Definido el método para identificar el cáncer de colon familiar

No es necesario hacer un análisis del ADN, una técnica costosa al alcance de pocos centros, para descubrir los casos familiares de cáncer de colon. Una investigación realizada en España ha demostrado que mediante técnicas de 'marcado' de tejidos, un método de anatomía patológica más sencillo, es posible obtener resultados igualmente fiables.

Entre el 1% y el 3% de los casos de cáncer de colon son de origen hereditario o familiar, una enfermedad conocida con el nombre de cáncer colorrectal hereditario no polipoideo o síndrome de Lynch, en contraposición con otras enfermedades tumorales hereditarias del colon sí asociadas a la presencia de pólipos en el intestino.

Cuando a un paciente se le diagnostica un cáncer de colon surge el dilema de si hay que hacerle un análisis genético --un estudio caro, complejo y que genera mucha angustia entre los familiares-- para ver si la enfermedad es hereditaria. Y aunque actualmente no existe ningún tratamiento que permita revertir esta mutación genética, esta identificación temprana de los pacientes que la portan permite prevenir la aparición del cáncer y actuar a tiempo.

Recientemente, un grupo de expertos elaboró una guía de criterios, conocida como las "recomendaciones de Bethesda", en las que se actualizaban las características que debe cumplir un caso de cáncer de colon para obligar a investigar la posibilidad de que sea hereditario. Fundamentalmente depende de la edad del paciente, sus antecedentes familiares y el número de tumores que haya padecido, aunque la teoría no había sido aún validada en ningún ensayos clínico.

Veinte hospitales españoles

Con este objetivo y basándose en estas recomendaciones, investigadores del Grupo Español de Oncología Gastrointestinal, encabezados por Virginia Piñol y Antoni Castells, del Hospital Clínic (de Barcelona), evaluaron a 1.222 pacientes con cáncer de colon reclutados en 20 centros españoles durante un año, coordinados por los hospitales Clínic y del Mar de Barcelona y con la colaboración de la Asociación Española de Gastroenterología.

A todos ellos se les realizaron dos tipos de técnicas: por un lado análisis de ADN en busca de ciertas alteraciones genéticas relacionadas con este cáncer hereditario y por otro inmunohistoquímica (tinción del tejido tumoral) para identificar proteínas concretas. Esta segunda opción, que consiste en añadir ciertos 'colorantes' para ver si el tumor expresa las proteínas típicas de la variedad hereditaria, es más fácil, barata y disponible en la mayoría de hospitales españoles.

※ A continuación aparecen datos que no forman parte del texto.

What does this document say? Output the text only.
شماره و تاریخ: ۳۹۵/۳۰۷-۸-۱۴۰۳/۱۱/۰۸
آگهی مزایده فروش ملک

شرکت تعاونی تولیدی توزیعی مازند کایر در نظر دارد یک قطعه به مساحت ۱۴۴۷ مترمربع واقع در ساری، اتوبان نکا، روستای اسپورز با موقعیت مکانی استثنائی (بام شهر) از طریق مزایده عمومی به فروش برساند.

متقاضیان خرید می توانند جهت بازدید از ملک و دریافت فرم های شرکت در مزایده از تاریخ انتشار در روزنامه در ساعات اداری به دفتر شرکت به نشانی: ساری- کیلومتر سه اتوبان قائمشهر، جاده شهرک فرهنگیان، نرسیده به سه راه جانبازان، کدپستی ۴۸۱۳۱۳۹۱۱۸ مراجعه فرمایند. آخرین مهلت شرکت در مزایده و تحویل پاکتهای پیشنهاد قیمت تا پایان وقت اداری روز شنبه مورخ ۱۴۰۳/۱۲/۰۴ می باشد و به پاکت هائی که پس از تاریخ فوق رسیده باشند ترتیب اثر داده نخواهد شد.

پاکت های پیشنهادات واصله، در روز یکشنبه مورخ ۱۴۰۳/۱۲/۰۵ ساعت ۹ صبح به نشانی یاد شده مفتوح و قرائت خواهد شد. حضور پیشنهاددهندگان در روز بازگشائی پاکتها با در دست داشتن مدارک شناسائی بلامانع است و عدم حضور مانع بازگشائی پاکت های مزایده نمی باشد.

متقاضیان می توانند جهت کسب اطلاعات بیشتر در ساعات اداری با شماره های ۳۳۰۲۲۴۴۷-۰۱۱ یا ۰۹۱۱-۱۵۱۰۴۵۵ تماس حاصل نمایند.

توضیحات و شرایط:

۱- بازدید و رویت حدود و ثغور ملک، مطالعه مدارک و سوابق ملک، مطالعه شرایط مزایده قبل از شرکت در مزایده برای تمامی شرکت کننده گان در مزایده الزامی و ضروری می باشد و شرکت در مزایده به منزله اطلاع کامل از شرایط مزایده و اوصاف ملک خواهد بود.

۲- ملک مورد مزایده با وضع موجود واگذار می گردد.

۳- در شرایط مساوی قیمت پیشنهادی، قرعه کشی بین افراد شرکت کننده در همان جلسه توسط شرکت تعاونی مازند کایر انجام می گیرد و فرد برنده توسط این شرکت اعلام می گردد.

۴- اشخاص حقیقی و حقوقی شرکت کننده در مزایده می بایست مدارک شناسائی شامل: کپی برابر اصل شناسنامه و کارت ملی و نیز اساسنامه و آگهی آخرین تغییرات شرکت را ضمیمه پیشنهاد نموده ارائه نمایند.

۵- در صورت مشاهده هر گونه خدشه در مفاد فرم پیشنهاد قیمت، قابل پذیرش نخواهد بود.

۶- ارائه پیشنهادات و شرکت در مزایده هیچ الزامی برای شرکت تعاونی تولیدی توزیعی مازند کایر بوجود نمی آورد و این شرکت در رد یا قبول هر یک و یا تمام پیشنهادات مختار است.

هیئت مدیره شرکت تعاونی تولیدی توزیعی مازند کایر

A cualquier paciente con resultados anormales con una de estas técnicas se le sometió después a un análisis genético, un método que identifica de forma definitiva los casos de cáncer familiar o hereditario.

Como explica a 'elmundo.es' el doctor Castells, la importancia de este trabajo radica en la estrategia que ofrece para preseleccionar qué pacientes con cáncer de colon en un hospital pueden tener la variedad hereditaria de la enfermedad. "En aquellos casos que den positivo, los familiares pueden ser incluidos en un programa de consejo genético", señala, "si los hijos o hermanos han heredado el gen, los mantendremos vigilados con una colonoscopia cada uno o dos años". Si no han heredado el gen sus posibilidades de tener un tumor de colon no son superiores a las del resto de la población.

Criterios simples y una técnica sencilla

Del conjunto de pacientes reclutados, un 23,5% (287 sujetos) cumplían las "recomendaciones de Bethesda", es decir requería la realización de una prueba para descartar la posibilidad de cáncer hereditario. Se confirma así que estas nuevas recomendaciones, basadas en criterios clínicos, se muestran eficaces en la identificación de sujetos con riesgo de cáncer hereditario.

Por otro lado, tanto el análisis del ADN como las técnicas de tinción de tejidos se mostraron igual de eficaces en la localización de los casos sospechosos de cáncer hereditario a los que habría que someter a un análisis genético.

El valor predictivo positivo es cercano al 30% para ambos métodos, lo que supone que tres de cada 10 de los sujetos en los que estas pruebas son positivas, el análisis genético confirma luego que se trata de un caso de cáncer de colon familiar.

El editorial que acompaña a este trabajo, publicado en el último número de la revista 'Journal of the American Medical Association', firmado por Hans Vasen y Richard Boland, de la Universidad de Leiden (Holanda), señala que aunque estas técnicas están disponibles desde hace años, continúan sin aplicarse de forma generalizada o sistemática en los pacientes con cáncer de colon.

Sería necesario, continúa el editorial, conseguir que estos métodos de diagnóstico molecular estuvieran al alcance de la totalidad de los médicos que ven pacientes y no sólo en centros de alto nivel.